Greater Toronto Airports Authority is monitoring bond market conditions as its most recent debt deal outperforms the wider Canadian dollar corporate bond market.
GTAA’s C$500 million ($382 million) of secured bonds due 2028 were quoted Friday at a spread of around 88 basis points over similar-duration government securities, or around 21 basis points tighter than where they were first sold Oct. 28, according to Bloomberg bid prices. The risk premium of Bloomberg Barclays Canada Aggregate Corporate Total Return Index tightened roughly 10 basis points over the same time period.
“We will continue looking at the market in case an opportunity arises,” GTAA’s Treasurer John Peellegoda said in an interview. That openness comes even though the company doesn’t have a significant maturity until September 2022, he said.

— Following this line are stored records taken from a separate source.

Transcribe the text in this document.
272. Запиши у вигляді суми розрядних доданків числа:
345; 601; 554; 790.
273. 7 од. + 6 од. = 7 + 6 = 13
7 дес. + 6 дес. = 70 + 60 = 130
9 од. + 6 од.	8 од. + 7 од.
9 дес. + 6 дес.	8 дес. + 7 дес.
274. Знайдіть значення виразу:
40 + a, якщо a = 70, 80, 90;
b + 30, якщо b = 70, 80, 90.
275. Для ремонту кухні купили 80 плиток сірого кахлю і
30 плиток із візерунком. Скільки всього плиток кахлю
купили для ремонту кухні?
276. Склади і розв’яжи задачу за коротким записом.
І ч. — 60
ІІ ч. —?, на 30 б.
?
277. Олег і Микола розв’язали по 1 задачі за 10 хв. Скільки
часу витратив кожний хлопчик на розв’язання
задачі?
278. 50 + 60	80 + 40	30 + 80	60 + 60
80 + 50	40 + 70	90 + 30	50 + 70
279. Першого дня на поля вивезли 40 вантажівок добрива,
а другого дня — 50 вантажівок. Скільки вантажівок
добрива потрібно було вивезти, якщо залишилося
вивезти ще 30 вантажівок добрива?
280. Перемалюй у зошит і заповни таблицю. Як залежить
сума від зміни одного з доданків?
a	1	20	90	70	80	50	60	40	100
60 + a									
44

GTAA’s new bonds have rallied through uncertainly surrounding the presidential transition period in the U.S. and amid the potential impact from a fresh round of restrictions as governments grapple with a second wave of the coronavirus.
The Canadian government is kicking off discussions on providing financial support to airlines, airports and the aerospace sector which “could include loans and potentially other support,” Transport Minister Marc Garneau said in a Nov. 8 statement.
The potential government aid package may include the postponement of some payments, said Clarke, who joined GTAA in 2017 after being the finance chief at Maple Leaf Sports & Entertainment, owner of the Toronto Raptors basketball team. The GTAA is seeking to extend a waiver for airport ground leases through 2022 from its current deadline next month, the firm said in its third-quarter results released last week.
On Nov. 3, Moody’s Investors Service confirmed the firm’s senior secured rating at Aa3, its fourth-highest investment-grade rating, citing its recent bond issue, which helped strengthen GTAA’s liquidity position. S&P Global Ratings also affirmed in June GTAA’s credit rating of A+ — its fifth-highest investment grade — even as it maintained a negative outlook on the company.
Moody’s said it expects GTAA’s passenger traffic this year to fall by around 75% compared to last year, and that passenger volumes are unlikely return to 2019 levels before 2024.